2- il y a aussi l’autre problème lié au fait que le RSP reçoit des instructions de l’État-major particulier de la présidence. Le président du Faso est le chef suprême de toutes les armées, mais il doit travailler avec l’État-major des armées qui assure l’unité institutionnelle et l’unité d’action de la seule et unique armée nationale. L’État-major de la présidence n’est pas une instance de commandement de l’armée, mais une instance de conseil du président du Faso en matière militaire. Le président n’a pas à donner directement des ordres aux troupes militaires sans passer par le commandement normal de l’Armée nationale. Il faut donc que l’État-major de la présidence s’attache à la présidence du Faso et non à un quelconque régiment qu’il commanderait. Il ne doit donc pas commander le RSP et le président du Faso peut alors choisir le militaire qu’il veut, quelque que soit son rang dans la hiérarchie militaire pour être son conseillé militaire particulier, sans que cela provoque un trouble dans la chaine de commandement et de la hiérarchie militaire. Il faut cette réforme qui va préserver le RSP d’un commandement parallèle qui fait de lui "une armée présidentielle" dans l’armée nationale ; et même pire, le RSP est un régiment au service du bon vouloir de celui qui se trouve être élu Président du Faso. On imagine facilement la gravité du problème dans le cas où le PF ferait preuve de dérives dictatoriales, comme ce fut le cas avec Blaise Compaoré. L’armée est une force nationale sous les ordres du PF, mais l’État-major général des armées est un vrai contre-pouvoir républicain au service de la démocratie et qui met toute la nation à l’abri d’éventuelles crises de folie du PF qui voudrait utiliser abusivement la force militaire de l’Armée nationale.
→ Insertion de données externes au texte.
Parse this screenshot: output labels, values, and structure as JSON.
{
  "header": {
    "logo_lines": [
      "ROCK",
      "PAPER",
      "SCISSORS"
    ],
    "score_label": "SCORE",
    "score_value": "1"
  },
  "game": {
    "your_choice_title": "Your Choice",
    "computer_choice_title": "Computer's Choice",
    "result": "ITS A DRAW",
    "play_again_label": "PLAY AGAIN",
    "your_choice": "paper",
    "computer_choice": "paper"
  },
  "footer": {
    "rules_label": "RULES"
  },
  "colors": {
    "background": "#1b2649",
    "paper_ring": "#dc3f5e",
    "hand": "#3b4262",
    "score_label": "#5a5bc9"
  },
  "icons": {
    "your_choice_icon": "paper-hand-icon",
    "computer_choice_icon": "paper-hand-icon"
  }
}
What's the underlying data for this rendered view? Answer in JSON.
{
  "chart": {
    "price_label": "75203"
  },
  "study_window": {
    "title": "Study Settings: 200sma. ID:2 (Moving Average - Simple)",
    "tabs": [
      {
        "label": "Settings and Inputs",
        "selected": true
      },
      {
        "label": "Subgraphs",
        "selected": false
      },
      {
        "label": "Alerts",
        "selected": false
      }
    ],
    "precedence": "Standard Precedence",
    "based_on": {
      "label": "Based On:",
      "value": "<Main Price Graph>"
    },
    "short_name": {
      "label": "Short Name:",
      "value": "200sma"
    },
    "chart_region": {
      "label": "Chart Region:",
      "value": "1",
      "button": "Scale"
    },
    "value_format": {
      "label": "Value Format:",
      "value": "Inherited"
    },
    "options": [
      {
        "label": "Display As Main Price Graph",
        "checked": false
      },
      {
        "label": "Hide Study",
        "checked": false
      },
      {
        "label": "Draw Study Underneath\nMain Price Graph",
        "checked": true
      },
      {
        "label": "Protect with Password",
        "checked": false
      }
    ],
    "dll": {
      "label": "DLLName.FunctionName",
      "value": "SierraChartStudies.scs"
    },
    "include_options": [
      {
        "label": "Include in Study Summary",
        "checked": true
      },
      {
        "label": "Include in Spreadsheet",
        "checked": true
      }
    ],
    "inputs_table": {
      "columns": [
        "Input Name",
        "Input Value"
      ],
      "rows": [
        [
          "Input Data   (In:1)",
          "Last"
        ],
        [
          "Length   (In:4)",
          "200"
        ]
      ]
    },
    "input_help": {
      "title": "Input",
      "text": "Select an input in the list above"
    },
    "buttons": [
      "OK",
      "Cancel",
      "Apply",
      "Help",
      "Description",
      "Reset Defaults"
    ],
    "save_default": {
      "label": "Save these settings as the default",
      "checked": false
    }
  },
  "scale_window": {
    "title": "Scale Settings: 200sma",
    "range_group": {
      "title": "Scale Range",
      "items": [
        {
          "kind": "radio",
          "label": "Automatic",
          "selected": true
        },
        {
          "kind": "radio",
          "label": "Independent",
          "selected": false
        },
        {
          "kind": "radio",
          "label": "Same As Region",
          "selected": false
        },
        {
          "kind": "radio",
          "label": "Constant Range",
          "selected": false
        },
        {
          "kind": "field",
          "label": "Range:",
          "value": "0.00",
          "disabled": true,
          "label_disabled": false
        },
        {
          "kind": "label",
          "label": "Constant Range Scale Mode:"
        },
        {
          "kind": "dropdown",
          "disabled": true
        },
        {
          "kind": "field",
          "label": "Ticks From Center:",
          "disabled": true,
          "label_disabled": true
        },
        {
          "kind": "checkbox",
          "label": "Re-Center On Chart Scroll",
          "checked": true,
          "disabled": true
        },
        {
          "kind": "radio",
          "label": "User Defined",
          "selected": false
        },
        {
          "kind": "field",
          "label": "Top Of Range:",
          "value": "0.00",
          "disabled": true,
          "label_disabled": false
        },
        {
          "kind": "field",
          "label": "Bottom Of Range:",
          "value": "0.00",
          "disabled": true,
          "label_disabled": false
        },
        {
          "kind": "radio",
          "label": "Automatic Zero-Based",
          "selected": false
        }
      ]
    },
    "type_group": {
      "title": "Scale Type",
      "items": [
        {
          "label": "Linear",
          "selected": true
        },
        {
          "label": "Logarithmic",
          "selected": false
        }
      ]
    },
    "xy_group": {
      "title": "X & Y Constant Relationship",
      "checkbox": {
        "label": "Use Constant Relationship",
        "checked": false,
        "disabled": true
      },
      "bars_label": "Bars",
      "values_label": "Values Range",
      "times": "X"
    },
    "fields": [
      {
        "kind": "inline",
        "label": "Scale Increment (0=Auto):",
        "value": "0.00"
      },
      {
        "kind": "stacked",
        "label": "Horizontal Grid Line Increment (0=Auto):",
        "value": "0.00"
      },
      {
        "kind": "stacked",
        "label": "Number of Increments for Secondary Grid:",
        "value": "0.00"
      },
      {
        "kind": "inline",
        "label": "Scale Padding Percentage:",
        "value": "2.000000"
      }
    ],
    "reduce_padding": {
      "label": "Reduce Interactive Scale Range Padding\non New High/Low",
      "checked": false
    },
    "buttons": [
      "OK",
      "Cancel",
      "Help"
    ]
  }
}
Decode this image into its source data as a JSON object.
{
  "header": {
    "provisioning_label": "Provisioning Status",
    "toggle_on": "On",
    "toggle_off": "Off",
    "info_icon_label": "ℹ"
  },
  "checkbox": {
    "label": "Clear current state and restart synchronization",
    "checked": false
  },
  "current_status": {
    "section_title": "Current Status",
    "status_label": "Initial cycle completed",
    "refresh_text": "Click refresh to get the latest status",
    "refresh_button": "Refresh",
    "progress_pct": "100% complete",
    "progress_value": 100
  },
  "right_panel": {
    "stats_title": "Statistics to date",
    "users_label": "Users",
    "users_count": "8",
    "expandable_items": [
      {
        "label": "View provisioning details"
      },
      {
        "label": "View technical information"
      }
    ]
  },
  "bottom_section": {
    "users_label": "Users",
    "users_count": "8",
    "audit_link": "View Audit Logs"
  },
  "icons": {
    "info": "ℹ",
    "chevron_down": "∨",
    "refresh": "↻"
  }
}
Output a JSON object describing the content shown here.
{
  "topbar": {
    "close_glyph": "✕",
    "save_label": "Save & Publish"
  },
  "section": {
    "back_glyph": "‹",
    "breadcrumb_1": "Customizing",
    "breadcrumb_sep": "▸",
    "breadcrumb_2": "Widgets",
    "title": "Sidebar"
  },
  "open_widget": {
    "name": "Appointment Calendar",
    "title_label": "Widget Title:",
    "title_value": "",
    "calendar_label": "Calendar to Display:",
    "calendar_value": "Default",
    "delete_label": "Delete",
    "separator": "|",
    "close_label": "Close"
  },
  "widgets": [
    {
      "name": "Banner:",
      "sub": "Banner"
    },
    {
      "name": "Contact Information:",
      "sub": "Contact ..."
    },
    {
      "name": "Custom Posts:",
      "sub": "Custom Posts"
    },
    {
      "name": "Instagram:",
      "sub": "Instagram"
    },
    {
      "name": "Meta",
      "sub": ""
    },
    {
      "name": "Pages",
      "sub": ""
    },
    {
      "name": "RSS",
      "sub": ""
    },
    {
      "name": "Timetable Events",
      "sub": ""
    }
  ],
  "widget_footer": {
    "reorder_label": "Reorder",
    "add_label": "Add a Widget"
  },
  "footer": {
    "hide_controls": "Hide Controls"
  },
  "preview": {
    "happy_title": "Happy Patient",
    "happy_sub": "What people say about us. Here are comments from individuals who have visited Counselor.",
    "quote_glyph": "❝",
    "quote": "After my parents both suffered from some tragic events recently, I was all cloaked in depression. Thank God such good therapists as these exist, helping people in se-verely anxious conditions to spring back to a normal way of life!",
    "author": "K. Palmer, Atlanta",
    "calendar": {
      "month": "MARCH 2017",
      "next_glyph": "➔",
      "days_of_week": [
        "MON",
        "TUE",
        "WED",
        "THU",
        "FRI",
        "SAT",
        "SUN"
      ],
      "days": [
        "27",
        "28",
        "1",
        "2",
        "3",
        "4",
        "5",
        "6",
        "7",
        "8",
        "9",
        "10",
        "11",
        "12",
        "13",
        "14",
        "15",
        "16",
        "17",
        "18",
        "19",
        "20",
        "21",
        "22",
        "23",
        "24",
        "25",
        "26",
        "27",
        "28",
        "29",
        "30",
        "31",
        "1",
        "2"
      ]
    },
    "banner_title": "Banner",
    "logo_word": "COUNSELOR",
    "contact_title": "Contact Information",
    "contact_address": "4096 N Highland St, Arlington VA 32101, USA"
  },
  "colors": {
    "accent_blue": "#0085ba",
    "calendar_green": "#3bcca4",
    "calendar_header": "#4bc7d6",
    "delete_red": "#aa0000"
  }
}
Nous avons besoin d’une armée républicaine encore mieux structurée. Le RSP ne doit pas être la seule trouve d’élite de notre armée : il faut en créer encore, si la défense de la patrie l’exige. Le RSP ne doit pas être la seule troupe garante de la paix nationale : ce serait une injure pour le reste de l’armée nationale qui n’aurait plus de raison d’être. Quelles sont ces missions dites "spéciales" dont l’ordre d’exécution donnée par le PF serait tellement secret au point de pas devoir passé par le chef de l’État-major général des armées, ainsi contourné par le conseillé militaire du PF érigé en chef d’État-major de "l’armée présidentielle". Nous ne sommes pas dans un État d’urgence pour que le PF commande par lui-même des troupes militaires. Sous le régime de Blaise, nous étions en réalité dans un régime d’exception qui ne disait pas son nom et la démocratie et l’État de droit n’était qu’une apparence (trompeuse pour ceux qui n’étaient pas très observateurs). Ce régime-là a disparu, mettons donc fin à ses dérives : que l’État-major de la présidence arrête de commander des régiments militaire et de se prendre ainsi pour l’État-major général des Armées.

D’ailleurs, pourquoi ne pas faire partir le RSP dans un autre camp et céder le leur à l’État-major général des armées dont la mission est de mettre toutes les armées en ordre et de coopérer avec le PF pour le commandement de l’Armée nationale : alors, au lieu d’un RSP de promiscuité, l’État-major général des armées pourra ouvrir en son sein la section "missions spéciales" qui sera mieux encadrée par le commandement général de l’Armée. Il n’y a pas besoin d’un commandement parallèle pour des troupes d’élites. C’est maintenant, pendant la Transition qu’il faut délocaliser le RSP et le mettre sous les ordres uniquement de l’État-major générale des armées et réduit le rôle de l’État-major particulier du PF à son rôle d’expert militaire conseillé du PF sans troupes à commander. Sinon, celui qui sera élu peut être tenté de faire comme Blaise, en s’appuyant sur le RSP. Non, « plus rien ne sera comme avant » et il ne faut laisser aucune chance aux anti-démocrates de reprendre la main.